For benchmarking and hardware evaluation, Advanced Processor Research Ltd. contracts to both high performance computing vendors and end use customers. Some end use customers prefer an independent high performance computing (HPC) contractor do the evaluation rather than a vendor analyst. For similar reasons, some vendors like to have an outside high performance computing (HPC) contractor do benchmark evaluations to show end use customers that good results can be achieved without the direct involvement of factory magicians.
With just access to architecture manuals (and sometimes factory benchmark analysts), Advanced Processor Research Ltd. employs its broad experience and intuitive understanding of high performance computing (HPC) issues and hardware, to assimilate the equivalent of six months of hands on experience in a short time frame. This is especially valuable with recently released or beta hardware where there is little or no industry experience to draw on.
In support of Advanced Processor Research Ltd. claim of an intuitive understanding of high performance computing (HPC) issues and hardware, below are some brief results of Advanced Processor Research Ltd.'s first encounters with a variety of architecture classes.
Contracted to support end use clients at a startup high performance computing (HPC) center. None of the staff had previous long vector super computer experience. Some years prior, APR had studied IBM vector processor unit architecture documents for interest and as a learning experience, done paper and pencil implementations of various key scientific high performance computing (HPC) kernels. In this startup environment, Advanced Processor Research Ltd. was the only party to basically "hit the deck running", to the benefit of the new center's clients.

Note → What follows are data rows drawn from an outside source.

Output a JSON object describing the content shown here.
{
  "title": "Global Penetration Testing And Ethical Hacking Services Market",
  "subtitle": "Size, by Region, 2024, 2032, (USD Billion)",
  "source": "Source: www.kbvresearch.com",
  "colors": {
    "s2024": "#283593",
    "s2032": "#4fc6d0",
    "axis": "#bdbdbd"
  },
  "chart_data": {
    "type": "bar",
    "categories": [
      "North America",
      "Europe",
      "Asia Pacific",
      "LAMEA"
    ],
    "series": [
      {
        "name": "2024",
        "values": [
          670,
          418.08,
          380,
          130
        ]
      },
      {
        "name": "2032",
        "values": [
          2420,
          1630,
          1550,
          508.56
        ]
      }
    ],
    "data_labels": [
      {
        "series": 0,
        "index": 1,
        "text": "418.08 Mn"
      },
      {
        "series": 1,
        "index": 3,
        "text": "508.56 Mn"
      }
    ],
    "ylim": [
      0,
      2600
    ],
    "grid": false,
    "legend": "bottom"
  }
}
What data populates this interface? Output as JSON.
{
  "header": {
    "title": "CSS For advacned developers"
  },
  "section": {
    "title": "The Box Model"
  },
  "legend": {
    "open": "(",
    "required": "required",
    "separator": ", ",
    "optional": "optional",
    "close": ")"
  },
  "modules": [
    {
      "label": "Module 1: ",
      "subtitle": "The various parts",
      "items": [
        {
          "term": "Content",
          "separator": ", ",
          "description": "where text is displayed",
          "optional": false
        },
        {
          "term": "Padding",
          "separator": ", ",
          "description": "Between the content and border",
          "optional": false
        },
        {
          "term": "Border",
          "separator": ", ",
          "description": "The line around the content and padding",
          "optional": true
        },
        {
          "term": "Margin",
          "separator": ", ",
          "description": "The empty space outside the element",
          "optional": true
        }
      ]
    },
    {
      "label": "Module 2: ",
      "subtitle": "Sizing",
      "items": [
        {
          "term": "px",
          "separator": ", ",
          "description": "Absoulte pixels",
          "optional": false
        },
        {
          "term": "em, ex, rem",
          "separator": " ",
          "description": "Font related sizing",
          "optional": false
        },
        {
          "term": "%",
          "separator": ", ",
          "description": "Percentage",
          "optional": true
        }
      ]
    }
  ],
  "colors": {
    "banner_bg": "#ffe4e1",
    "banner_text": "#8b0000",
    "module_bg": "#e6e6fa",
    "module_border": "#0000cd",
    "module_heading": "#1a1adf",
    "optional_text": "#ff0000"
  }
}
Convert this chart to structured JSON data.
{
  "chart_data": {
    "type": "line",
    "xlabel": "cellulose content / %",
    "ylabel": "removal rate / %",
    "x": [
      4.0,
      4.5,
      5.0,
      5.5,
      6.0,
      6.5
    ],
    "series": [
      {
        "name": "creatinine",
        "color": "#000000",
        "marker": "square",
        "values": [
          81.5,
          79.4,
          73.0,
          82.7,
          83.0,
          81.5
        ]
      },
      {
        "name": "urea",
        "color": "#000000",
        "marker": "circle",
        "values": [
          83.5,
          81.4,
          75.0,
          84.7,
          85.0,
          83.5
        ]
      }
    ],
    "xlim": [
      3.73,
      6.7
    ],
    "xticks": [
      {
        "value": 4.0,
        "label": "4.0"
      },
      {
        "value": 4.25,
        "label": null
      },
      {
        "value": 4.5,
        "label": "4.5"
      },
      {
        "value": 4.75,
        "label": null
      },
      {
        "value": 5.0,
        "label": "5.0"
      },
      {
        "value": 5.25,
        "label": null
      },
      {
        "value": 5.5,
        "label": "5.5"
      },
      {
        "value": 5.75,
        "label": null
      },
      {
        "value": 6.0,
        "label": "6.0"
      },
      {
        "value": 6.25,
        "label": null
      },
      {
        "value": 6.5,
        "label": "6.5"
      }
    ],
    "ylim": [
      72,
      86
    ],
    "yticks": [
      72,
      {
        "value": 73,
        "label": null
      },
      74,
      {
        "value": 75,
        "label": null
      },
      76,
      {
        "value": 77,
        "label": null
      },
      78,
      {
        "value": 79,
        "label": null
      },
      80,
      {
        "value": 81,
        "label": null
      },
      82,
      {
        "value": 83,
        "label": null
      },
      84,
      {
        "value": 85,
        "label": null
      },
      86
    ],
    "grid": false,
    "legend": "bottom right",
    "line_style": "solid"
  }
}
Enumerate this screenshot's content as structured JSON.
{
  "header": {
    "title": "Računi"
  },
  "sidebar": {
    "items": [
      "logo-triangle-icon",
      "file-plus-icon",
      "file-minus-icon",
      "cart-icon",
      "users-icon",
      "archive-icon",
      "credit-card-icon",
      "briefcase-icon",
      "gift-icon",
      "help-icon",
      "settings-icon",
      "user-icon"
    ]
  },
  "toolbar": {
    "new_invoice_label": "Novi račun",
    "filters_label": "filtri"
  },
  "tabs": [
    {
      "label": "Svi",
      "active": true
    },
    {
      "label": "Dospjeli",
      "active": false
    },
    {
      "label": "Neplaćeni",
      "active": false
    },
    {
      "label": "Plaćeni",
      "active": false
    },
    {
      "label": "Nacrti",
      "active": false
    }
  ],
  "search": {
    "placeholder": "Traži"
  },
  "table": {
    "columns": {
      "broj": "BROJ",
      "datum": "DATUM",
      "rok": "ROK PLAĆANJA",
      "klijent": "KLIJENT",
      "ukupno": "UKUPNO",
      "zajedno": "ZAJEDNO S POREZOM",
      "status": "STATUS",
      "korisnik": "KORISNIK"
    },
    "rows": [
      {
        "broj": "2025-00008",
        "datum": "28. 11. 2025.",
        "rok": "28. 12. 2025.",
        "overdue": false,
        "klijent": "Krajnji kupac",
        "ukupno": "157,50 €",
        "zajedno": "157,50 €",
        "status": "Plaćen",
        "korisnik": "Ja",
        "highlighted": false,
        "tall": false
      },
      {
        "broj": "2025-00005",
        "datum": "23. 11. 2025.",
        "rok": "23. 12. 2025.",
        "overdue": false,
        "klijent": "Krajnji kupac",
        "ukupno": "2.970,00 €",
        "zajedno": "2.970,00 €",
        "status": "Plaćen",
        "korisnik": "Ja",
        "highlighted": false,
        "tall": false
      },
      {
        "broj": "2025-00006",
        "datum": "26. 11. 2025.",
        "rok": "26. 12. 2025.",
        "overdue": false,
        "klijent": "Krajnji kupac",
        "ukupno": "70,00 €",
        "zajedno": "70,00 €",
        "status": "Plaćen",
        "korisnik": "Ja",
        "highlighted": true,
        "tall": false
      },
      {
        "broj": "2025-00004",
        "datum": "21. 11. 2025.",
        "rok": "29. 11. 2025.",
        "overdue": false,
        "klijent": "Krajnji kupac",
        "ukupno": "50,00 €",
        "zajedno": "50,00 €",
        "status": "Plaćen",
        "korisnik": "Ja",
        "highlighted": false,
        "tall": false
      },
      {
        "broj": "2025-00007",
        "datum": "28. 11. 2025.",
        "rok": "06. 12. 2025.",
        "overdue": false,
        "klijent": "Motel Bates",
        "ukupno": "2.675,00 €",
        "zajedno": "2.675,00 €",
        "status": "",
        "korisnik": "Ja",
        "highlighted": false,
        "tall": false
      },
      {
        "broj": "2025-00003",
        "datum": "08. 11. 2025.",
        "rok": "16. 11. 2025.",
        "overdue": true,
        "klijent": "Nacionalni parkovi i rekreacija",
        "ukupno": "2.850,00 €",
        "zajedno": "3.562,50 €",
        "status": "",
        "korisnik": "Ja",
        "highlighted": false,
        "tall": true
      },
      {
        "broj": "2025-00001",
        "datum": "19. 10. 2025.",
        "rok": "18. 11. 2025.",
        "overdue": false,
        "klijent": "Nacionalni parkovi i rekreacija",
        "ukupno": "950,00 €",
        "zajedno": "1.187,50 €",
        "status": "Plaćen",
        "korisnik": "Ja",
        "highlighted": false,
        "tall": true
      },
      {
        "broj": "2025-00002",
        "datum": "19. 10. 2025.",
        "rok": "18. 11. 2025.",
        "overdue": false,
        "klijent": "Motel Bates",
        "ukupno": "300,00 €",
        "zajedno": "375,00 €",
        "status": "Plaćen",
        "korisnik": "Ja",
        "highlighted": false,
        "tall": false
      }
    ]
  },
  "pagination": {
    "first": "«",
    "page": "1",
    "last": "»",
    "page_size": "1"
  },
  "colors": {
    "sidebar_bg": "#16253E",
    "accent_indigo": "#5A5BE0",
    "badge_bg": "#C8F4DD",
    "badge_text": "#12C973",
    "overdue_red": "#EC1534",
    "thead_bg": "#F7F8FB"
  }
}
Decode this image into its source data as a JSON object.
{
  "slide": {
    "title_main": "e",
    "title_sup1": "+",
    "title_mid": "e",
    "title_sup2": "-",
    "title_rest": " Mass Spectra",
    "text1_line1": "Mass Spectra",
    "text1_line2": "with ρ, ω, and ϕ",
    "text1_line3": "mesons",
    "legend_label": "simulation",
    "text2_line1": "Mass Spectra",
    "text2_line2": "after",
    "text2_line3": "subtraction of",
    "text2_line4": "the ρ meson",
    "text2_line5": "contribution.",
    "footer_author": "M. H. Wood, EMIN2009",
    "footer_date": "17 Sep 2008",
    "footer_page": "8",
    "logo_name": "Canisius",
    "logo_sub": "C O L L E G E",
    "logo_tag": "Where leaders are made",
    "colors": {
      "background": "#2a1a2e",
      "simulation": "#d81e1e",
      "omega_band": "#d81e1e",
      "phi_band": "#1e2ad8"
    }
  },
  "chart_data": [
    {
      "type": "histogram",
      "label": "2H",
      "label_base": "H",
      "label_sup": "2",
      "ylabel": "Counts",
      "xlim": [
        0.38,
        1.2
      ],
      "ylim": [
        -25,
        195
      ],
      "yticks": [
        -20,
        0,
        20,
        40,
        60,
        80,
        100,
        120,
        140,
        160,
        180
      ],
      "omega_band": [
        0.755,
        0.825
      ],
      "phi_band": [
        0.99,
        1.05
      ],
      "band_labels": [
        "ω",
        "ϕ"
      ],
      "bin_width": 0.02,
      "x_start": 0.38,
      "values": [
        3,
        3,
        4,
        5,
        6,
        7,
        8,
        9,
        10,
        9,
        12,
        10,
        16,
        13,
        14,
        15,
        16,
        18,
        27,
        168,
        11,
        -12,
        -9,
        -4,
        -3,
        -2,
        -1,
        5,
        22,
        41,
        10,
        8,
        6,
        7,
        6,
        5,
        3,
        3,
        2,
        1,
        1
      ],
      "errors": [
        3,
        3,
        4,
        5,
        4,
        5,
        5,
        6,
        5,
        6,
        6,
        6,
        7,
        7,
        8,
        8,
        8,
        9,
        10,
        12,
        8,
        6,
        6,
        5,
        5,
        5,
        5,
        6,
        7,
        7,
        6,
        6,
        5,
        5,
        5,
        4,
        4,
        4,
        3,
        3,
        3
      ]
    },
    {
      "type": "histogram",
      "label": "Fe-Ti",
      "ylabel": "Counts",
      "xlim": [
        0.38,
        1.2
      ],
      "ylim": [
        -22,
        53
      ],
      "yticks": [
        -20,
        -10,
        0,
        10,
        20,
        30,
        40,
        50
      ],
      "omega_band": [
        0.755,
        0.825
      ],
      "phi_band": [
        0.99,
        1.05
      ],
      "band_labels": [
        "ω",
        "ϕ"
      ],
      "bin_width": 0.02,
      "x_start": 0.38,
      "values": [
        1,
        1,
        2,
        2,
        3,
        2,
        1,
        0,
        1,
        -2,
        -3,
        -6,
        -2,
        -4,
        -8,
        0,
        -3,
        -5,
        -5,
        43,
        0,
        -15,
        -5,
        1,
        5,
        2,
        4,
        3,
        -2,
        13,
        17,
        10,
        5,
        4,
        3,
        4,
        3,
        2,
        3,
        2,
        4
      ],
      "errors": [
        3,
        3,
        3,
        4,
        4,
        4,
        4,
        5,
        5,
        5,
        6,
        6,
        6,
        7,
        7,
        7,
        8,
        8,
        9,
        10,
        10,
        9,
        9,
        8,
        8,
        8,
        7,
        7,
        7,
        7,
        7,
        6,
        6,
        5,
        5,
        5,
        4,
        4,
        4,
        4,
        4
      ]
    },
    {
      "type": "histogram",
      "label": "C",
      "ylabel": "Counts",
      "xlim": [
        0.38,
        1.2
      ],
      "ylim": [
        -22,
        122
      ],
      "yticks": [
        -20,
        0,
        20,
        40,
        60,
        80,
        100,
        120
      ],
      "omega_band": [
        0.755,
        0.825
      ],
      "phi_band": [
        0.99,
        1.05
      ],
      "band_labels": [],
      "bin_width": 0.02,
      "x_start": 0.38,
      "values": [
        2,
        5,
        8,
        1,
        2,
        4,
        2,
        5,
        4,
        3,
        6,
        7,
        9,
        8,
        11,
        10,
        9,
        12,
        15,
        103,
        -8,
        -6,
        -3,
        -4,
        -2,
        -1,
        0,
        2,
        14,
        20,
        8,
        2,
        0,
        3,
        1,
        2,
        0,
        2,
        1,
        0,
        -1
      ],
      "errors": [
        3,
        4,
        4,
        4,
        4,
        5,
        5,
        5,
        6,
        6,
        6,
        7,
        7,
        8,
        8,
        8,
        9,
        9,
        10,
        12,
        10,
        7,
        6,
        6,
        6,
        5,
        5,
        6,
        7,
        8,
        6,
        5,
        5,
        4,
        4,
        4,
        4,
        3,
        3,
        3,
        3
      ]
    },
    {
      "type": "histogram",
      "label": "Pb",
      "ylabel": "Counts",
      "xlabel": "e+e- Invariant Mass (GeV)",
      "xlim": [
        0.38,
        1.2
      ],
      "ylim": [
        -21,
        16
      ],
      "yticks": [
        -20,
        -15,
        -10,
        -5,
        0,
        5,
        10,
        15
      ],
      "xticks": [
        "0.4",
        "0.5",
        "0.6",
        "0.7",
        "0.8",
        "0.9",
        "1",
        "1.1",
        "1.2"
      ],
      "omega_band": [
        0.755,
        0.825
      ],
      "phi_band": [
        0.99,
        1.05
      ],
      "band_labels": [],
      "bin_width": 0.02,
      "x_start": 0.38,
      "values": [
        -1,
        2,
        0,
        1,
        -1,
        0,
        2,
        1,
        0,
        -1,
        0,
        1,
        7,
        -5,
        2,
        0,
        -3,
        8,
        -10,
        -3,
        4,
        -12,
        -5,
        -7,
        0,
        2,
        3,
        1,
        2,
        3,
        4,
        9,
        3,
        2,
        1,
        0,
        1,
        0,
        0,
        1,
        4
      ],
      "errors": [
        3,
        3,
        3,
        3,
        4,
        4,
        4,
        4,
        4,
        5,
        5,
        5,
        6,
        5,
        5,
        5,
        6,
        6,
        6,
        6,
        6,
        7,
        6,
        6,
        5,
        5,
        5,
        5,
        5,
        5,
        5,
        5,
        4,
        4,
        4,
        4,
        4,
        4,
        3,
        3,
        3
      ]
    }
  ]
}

Later, as a site user, noticing an over-dependence on concurrency to parallelize computations in vendor supplied system high performance computing (HPC) library codes, Advanced Processor Research Ltd. undertook to assembly code (with full software pipelining) the BLAS (Basic Linear Algebra Subprograms) suite. A further application of assembly code (with full software pipelining) to redevelop vendor FFT library codes produced a speed up of FFTs under 1K by 2X or more and FFTs over 1K approximately 1.67X.
Contracting to a startup hardware vendor, APR Ltd. implemented a seismic Dip Move-Out (DMO) benchmark for an end use customer which exceeded 90% utilization of theoretic floating point capacity.
Contracting to end use customer, benchmarked (for production use), Kirchoff time migration on new SMP machines from two different vendors. Achieved greater than 99.7% scalability on a wide (24 CPU) SMP. Peer review of code kernel by benchmark specialist from second vendor concluded "Under the constraints set by client, we can not improve on (Advanced Processor Research Ltd.'s) result". Reviewer and APR had both recommended some methodological changes which the client was unwilling to test.
Concurrently with this benchmarking project, APR developed an intuitive SMP driver for the client's application programmers. The SMP driver paradigm provides a model that shows application programmers how to efficiently partition and schedule application subtasks.